Review

Review: Kōhine

Reviewed by Elizabeth Heritage


Linked through recurring characters and themes, the haunting stories in Kōhine hurtle us into the streets of Tokyo and small-town New Zealand. The secular city of salarymen, sex workers and schoolgirls is juxtaposed with rongoā healers, lone men and rural matriarchs of Aotearoa.

The first arresting thing about Kōhine is the cover.  The design of this pukapuka is well up to Huia Publishers’ usual very high standard; designer Te Kani Price deservedly just won a national award. But for me the moment I knew I was in for something special was in the opening sentence: ‘Slabs of sunlight fall, dust motes float like amoeba across the room.’ I remember looking up and seeing just such sunlight and dust in the room with me and feeling it transform into slabs and amoebas.

Kōhine is the debut collection of interlinked short stories from Te Rarawa, Ngāpuhi and Irish kaituhi (writer) Lenihan. It is the first pukapuka I have come across to weave together Māori and Japanese cultures. The story Leaping-off Place II is written in the second person to Aria, the girl on the cover, who is Māori and Japanese: ‘Voices summon you in Māori, which you don’t speak, but you can understand them, and you reply in Japanese and they can understand you. Instead of ‘ae’, you say ‘hai.’ Instead of ‘ahi’, you say ‘hi’.’ The stories are set in Tokyo, Tāmaki Makaurau and rural Aotearoa. We follow many characters told from different points of view but always return to Aria and her mother Maia.

At the heart of Kōhine is the death of teenage Aria, who dies falling from a balcony. At first, I thought the stories might work to reveal the mystery of why she fell but I quickly came to realise that wasn’t the point at all. This is a book about grief and the way the absence of the dead becomes a kind of presence. In Cherry Blossom Girl, set soon after Aria’s death, Aria comes to her father in a dream: ‘She doesn’t know she’s dead yet, but she’s okay.’

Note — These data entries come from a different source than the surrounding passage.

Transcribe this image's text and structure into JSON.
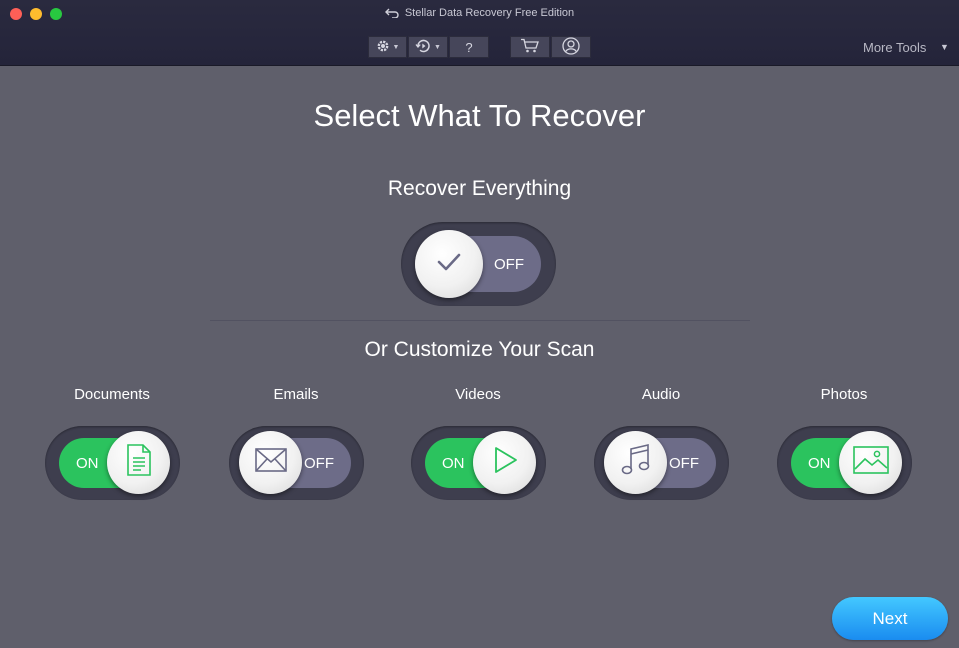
{
  "window": {
    "title": "Stellar Data Recovery Free Edition",
    "more_tools": "More Tools"
  },
  "toolbar": {
    "help_label": "?",
    "icons": [
      "gear-icon",
      "history-icon",
      "help-icon",
      "cart-icon",
      "account-icon"
    ]
  },
  "main": {
    "title": "Select What To Recover",
    "recover_everything": {
      "label": "Recover Everything",
      "state": "OFF",
      "icon": "checkmark-icon"
    },
    "customize_title": "Or Customize Your Scan",
    "categories": [
      {
        "label": "Documents",
        "state": "ON",
        "icon": "document-icon"
      },
      {
        "label": "Emails",
        "state": "OFF",
        "icon": "envelope-icon"
      },
      {
        "label": "Videos",
        "state": "ON",
        "icon": "play-icon"
      },
      {
        "label": "Audio",
        "state": "OFF",
        "icon": "music-note-icon"
      },
      {
        "label": "Photos",
        "state": "ON",
        "icon": "image-icon"
      }
    ],
    "next_label": "Next"
  },
  "colors": {
    "on": "#2bc35e",
    "off": "#6d6c88",
    "background": "#5f5f6b",
    "titlebar": "#2a2a3f",
    "accent": "#1a8cf0"
  }
}
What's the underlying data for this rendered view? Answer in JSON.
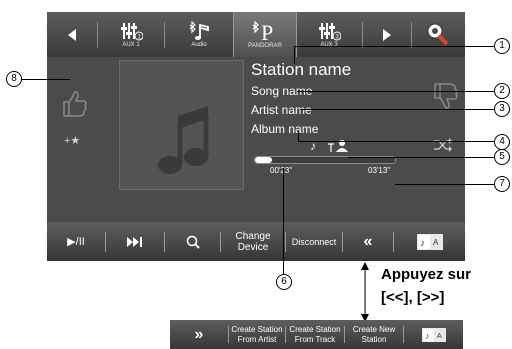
{
  "topbar": {
    "aux1_label": "AUX 1",
    "audio_label": "Audio",
    "pandora_label": "PANDORA®",
    "aux3_label": "AUX 3"
  },
  "track": {
    "station": "Station name",
    "song": "Song name",
    "artist": "Artist name",
    "album": "Album name"
  },
  "playback": {
    "elapsed": "00'23\"",
    "total": "03'13\"",
    "progress": 0.12
  },
  "bottombar": {
    "play_pause": "▶/II",
    "change_device": "Change Device",
    "disconnect": "Disconnect"
  },
  "callouts": [
    "1",
    "2",
    "3",
    "4",
    "5",
    "6",
    "7",
    "8"
  ],
  "hint": {
    "line1": "Appuyez sur",
    "line2": "[<<], [>>]"
  },
  "strip": {
    "from_artist": "Create Station From Artist",
    "from_track": "Create Station From Track",
    "new_station": "Create New Station"
  },
  "colors": {
    "screen_bg": "#4b4b4b",
    "bar_bg": "#3a3a3a",
    "progress": "#ffffff"
  }
}
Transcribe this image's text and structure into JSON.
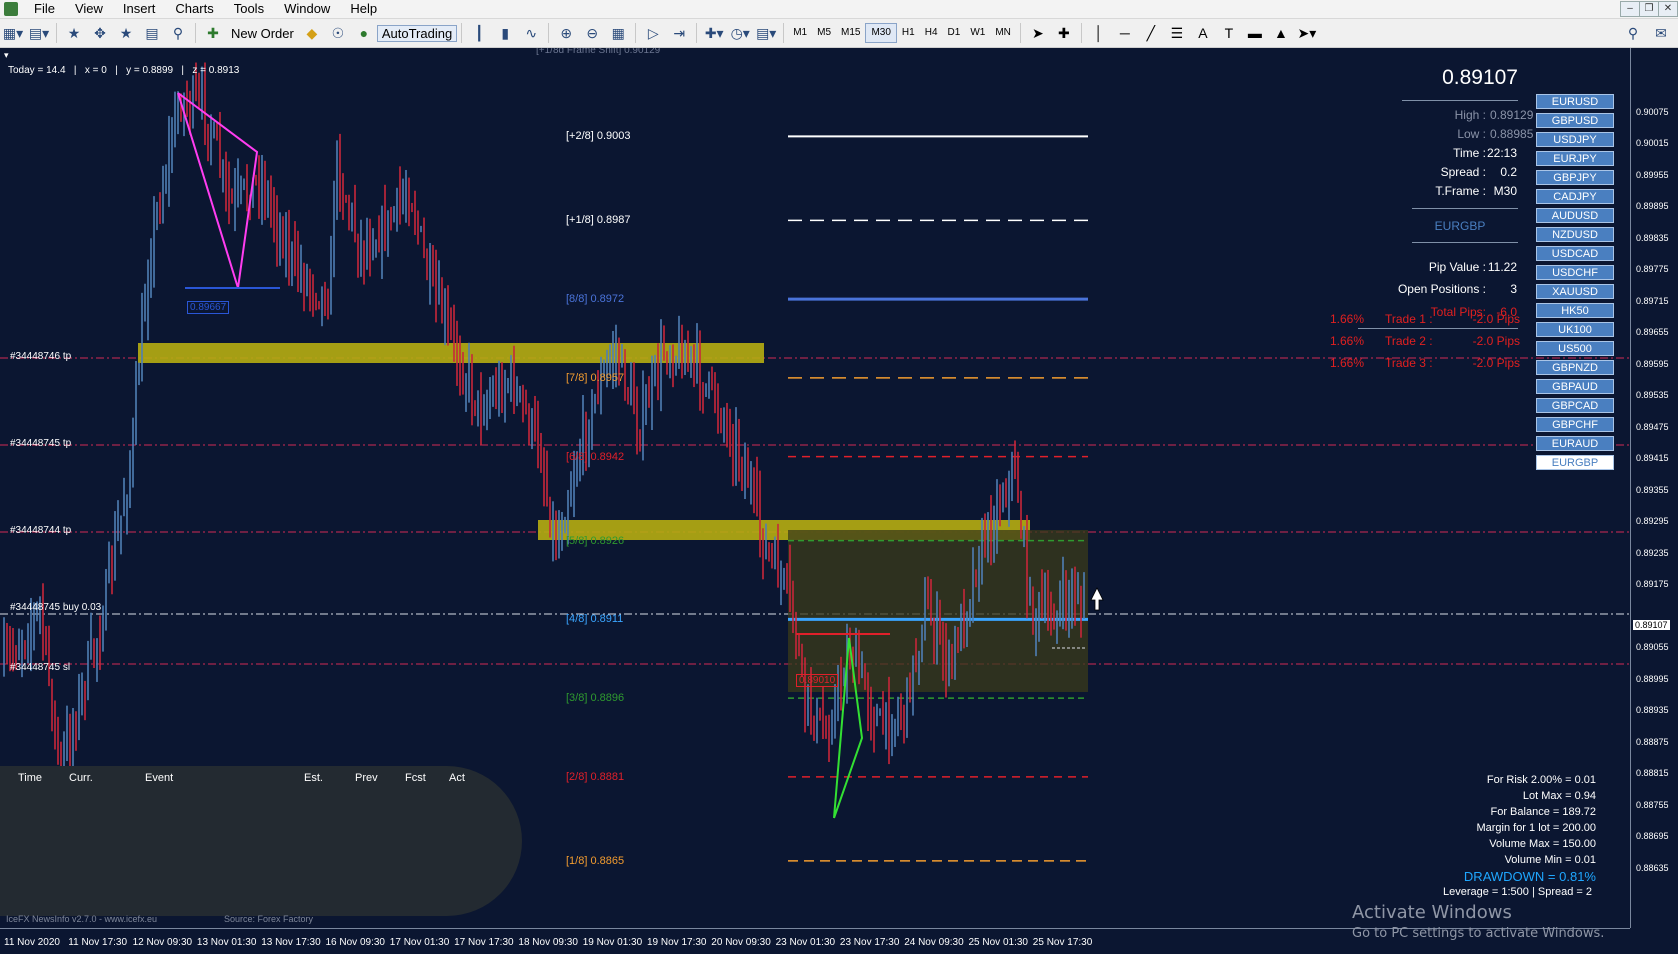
{
  "menu": [
    "File",
    "View",
    "Insert",
    "Charts",
    "Tools",
    "Window",
    "Help"
  ],
  "toolbar": {
    "new_order": "New Order",
    "autotrading": "AutoTrading",
    "timeframes": [
      "M1",
      "M5",
      "M15",
      "M30",
      "H1",
      "H4",
      "D1",
      "W1",
      "MN"
    ],
    "active_timeframe": "M30"
  },
  "chart": {
    "crosshair": {
      "today": "Today = 14.4",
      "x": "x = 0",
      "y": "y = 0.8899",
      "z": "z = 0.8913"
    },
    "frame_shift_label": "[+1/8d Frame Shift]  0.90129",
    "murrey_levels": [
      {
        "label": "[+2/8]",
        "value": "0.9003",
        "color": "#ffffff"
      },
      {
        "label": "[+1/8]",
        "value": "0.8987",
        "color": "#ffffff"
      },
      {
        "label": "[8/8]",
        "value": "0.8972",
        "color": "#4a73d9"
      },
      {
        "label": "[7/8]",
        "value": "0.8957",
        "color": "#f39c2f"
      },
      {
        "label": "[6/8]",
        "value": "0.8942",
        "color": "#e0202a"
      },
      {
        "label": "[5/8]",
        "value": "0.8926",
        "color": "#2f9a2f"
      },
      {
        "label": "[4/8]",
        "value": "0.8911",
        "color": "#3aa5ff"
      },
      {
        "label": "[3/8]",
        "value": "0.8896",
        "color": "#2f9a2f"
      },
      {
        "label": "[2/8]",
        "value": "0.8881",
        "color": "#e0202a"
      },
      {
        "label": "[1/8]",
        "value": "0.8865",
        "color": "#f39c2f"
      }
    ],
    "order_labels": [
      "#34448746 tp",
      "#34448745 tp",
      "#34448744 tp",
      "#34448745 buy 0.03",
      "#34448745 sl"
    ],
    "blue_box_label": "0.89667",
    "red_box_label": "0.89010",
    "current_price_tag": "0.89107",
    "price_ticks": [
      "0.90075",
      "0.90015",
      "0.89955",
      "0.89895",
      "0.89835",
      "0.89775",
      "0.89715",
      "0.89655",
      "0.89595",
      "0.89535",
      "0.89475",
      "0.89415",
      "0.89355",
      "0.89295",
      "0.89235",
      "0.89175",
      "0.89055",
      "0.88995",
      "0.88935",
      "0.88875",
      "0.88815",
      "0.88755",
      "0.88695",
      "0.88635"
    ],
    "time_ticks": [
      "11 Nov 2020",
      "11 Nov 17:30",
      "12 Nov 09:30",
      "13 Nov 01:30",
      "13 Nov 17:30",
      "16 Nov 09:30",
      "17 Nov 01:30",
      "17 Nov 17:30",
      "18 Nov 09:30",
      "19 Nov 01:30",
      "19 Nov 17:30",
      "20 Nov 09:30",
      "23 Nov 01:30",
      "23 Nov 17:30",
      "24 Nov 09:30",
      "25 Nov 01:30",
      "25 Nov 17:30"
    ]
  },
  "panel": {
    "price": "0.89107",
    "high_label": "High :",
    "high": "0.89129",
    "low_label": "Low :",
    "low": "0.88985",
    "time_label": "Time :",
    "time": "22:13",
    "spread_label": "Spread :",
    "spread": "0.2",
    "tframe_label": "T.Frame :",
    "tframe": "M30",
    "symbol": "EURGBP",
    "pip_label": "Pip Value :",
    "pip_value": "11.22",
    "open_label": "Open Positions :",
    "open_positions": "3",
    "total_label": "Total Pips:",
    "total_pips": "-6.0",
    "trades": [
      {
        "pct": "1.66%",
        "name": "Trade 1 :",
        "pips": "-2.0 Pips"
      },
      {
        "pct": "1.66%",
        "name": "Trade 2 :",
        "pips": "-2.0 Pips"
      },
      {
        "pct": "1.66%",
        "name": "Trade 3 :",
        "pips": "-2.0 Pips"
      }
    ]
  },
  "symbols": [
    "EURUSD",
    "GBPUSD",
    "USDJPY",
    "EURJPY",
    "GBPJPY",
    "CADJPY",
    "AUDUSD",
    "NZDUSD",
    "USDCAD",
    "USDCHF",
    "XAUUSD",
    "HK50",
    "UK100",
    "US500",
    "GBPNZD",
    "GBPAUD",
    "GBPCAD",
    "GBPCHF",
    "EURAUD",
    "EURGBP"
  ],
  "active_symbol": "EURGBP",
  "news": {
    "headers": [
      "Time",
      "Curr.",
      "Event",
      "Est.",
      "Prev",
      "Fcst",
      "Act"
    ],
    "footer_left": "IceFX NewsInfo v2.7.0  -  www.icefx.eu",
    "footer_right": "Source: Forex Factory"
  },
  "risk": {
    "for_risk": "For Risk 2.00% = 0.01",
    "lot_max": "Lot Max = 0.94",
    "balance": "For Balance = 189.72",
    "margin": "Margin for 1 lot = 200.00",
    "vol_max": "Volume Max = 150.00",
    "vol_min": "Volume Min = 0.01",
    "drawdown": "DRAWDOWN =  0.81%",
    "leverage": "Leverage = 1:500 | Spread = 2"
  },
  "activate": {
    "title": "Activate Windows",
    "subtitle": "Go to PC settings to activate Windows."
  },
  "colors": {
    "background": "#0b1631",
    "bull": "#4f7fb5",
    "bear": "#c8273a",
    "zone": "#b6ad12",
    "accent_blue": "#4a7fc0"
  }
}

Meanwhile, ‘It was as if someone had taken a giant roller of paint and covered Maia completely in grey … the pressing need to make a living forced her to maintain the pretence that she wasn’t a shell of a human, a mere placeholder where the person Maia used to be.’ As Kōhine progresses we swoop and circle in time to Maia’s life before and after Aria’s death. Aria died in Tokyo and must make her way back to Aotearoa to Te Pua o te Rēinga to pass on to the next world.

My favourite characters in Kōhine are the crows of Shibuya who can guide the dead, known as The Crows That Shall Never Be Lost. Directions is from their point of view:

An old flightless shakes his puny talons at us. He is stooped and needs a stick to walk.

The old flightless says: You damn crows are a pest!

A crow says: You are weak and near death!

In her Radio New Zealand review, Michelle Rahurahu called Lenihan’s literary style Māori realist, which she describes as letting metaphor take shape on the page in a really tangible way whereby anything can happen. Lostness and found-ness; the living and the dead; the waking world and the spirit world; pain and humour; Lenihan weaves them all together. Overall - and I know this is like the third time I’ve said this - this year has seen pukapuka after pukapuka of absolute bangers from kaituhi Māori. Kōhine fits right in.